Cartes d’identité de l’idotée et de la gracilaire

Cet animal vit en bordure de plage de sable fin où on peut le trouver dans les algues de laisses de mer qui ont été rejetées par le ressac. Il peut être présent jusqu’à 100 m de profondeur. Il s’accroche à des substrats végétaux pendant le jour et nage la nuit librement dans l’eau à la recherche de nourriture. La durée de vie de cet animal varie entre 15 et 24 mois. Les idotées, comme les autres Isopodes, muent en deux temps : d’abord l’arrière du corps, et quelques jours plus tard, c’est l’avant qui mue.

Niveau régime alimentaire, l’idotée de la Baltique se nourrit principalement d’algues filamenteuses lorsqu’elle est jeune et d’algues en lame comme les fucus à l’état adulte. D’une façon accessoire, cet Isopode peut être prédateur carnivore, omnivore et détritivore, se nourrissant de débris aussi bien animaux que végétaux.

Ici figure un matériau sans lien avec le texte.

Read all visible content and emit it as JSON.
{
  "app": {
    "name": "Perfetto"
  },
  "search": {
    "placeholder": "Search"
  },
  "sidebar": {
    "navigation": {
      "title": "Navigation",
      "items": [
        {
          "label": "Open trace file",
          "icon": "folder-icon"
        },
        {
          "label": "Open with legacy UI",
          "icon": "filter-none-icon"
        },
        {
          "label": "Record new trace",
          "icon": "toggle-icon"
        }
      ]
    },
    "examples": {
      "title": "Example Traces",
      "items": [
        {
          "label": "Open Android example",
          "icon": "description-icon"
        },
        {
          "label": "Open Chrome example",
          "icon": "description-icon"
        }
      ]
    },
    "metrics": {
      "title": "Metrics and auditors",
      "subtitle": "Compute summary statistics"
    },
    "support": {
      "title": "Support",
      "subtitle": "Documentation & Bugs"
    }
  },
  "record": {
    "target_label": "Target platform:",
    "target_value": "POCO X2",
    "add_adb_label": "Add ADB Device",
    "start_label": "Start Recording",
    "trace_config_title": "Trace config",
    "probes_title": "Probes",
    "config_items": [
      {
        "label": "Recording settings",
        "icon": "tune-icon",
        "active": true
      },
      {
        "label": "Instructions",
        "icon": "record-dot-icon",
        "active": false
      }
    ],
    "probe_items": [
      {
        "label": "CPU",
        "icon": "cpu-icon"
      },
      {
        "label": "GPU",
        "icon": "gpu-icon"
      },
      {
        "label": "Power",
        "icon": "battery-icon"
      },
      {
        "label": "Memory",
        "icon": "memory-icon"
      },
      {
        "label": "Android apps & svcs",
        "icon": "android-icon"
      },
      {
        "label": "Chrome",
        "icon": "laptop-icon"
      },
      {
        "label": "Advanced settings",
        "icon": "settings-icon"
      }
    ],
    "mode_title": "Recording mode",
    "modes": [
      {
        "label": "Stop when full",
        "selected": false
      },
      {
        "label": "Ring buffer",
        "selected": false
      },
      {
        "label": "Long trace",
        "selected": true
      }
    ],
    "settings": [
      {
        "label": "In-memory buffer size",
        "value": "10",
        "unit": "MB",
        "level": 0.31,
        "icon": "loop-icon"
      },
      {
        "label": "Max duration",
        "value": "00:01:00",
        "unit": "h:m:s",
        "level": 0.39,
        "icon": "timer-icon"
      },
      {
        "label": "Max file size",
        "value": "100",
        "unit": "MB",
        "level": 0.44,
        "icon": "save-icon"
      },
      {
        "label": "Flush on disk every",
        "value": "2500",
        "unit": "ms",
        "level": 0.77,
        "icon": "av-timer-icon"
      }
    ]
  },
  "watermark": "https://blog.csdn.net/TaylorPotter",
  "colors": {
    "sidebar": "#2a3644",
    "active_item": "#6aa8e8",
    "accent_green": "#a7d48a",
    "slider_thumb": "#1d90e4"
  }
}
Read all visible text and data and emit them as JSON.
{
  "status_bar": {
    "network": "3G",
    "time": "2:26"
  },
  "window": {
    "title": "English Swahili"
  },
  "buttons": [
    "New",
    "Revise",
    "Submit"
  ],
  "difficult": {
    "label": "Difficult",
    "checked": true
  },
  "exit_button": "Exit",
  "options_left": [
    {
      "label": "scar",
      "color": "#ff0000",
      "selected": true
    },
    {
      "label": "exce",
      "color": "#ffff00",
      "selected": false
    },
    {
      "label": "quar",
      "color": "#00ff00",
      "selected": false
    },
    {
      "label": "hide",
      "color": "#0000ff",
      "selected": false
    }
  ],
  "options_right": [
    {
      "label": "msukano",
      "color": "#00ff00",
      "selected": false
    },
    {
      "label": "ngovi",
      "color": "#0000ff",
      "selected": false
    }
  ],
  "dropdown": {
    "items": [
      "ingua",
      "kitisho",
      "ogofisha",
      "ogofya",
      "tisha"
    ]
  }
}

Pour ce qui est de la gracilaire, c’est une algue photophile se rencontrant à faible profondeur (jusqu’à 15 m), elle est classique sur l’estran, particulièrement sur fond sableux. Supportant bien les variations de salinité, elle est fréquente dans les lagunes où sa prolifération est indicatrice d’une eutrophisation modérée de l’eau. C’est une algue qui est souvent libre sur le fond où elle forme des tapis. Les individus accrochés au substrat supportent bien d’avoir leur base recouverte de sable.

Cette algue est cultivée pour l’extraction de l’agar-agar pour l’alimentation humaine. Elle est aussi utilisée comme engrais, ou substrat pour l’élevage des crevettes. Elle est exportée après dessiccation. Elle partage avec d’autres Gracilariales aux propriétés semblables (souvent confondues avec elle dans le passé) de nombreux noms commerciaux dans les pays asiatiques : guraman, gulaman (Philippines), ogonori (Japon), tou fa ts’ai (Chine), Irish moss (Jamaïque), false Ceylon moss, thin dragon beard plant.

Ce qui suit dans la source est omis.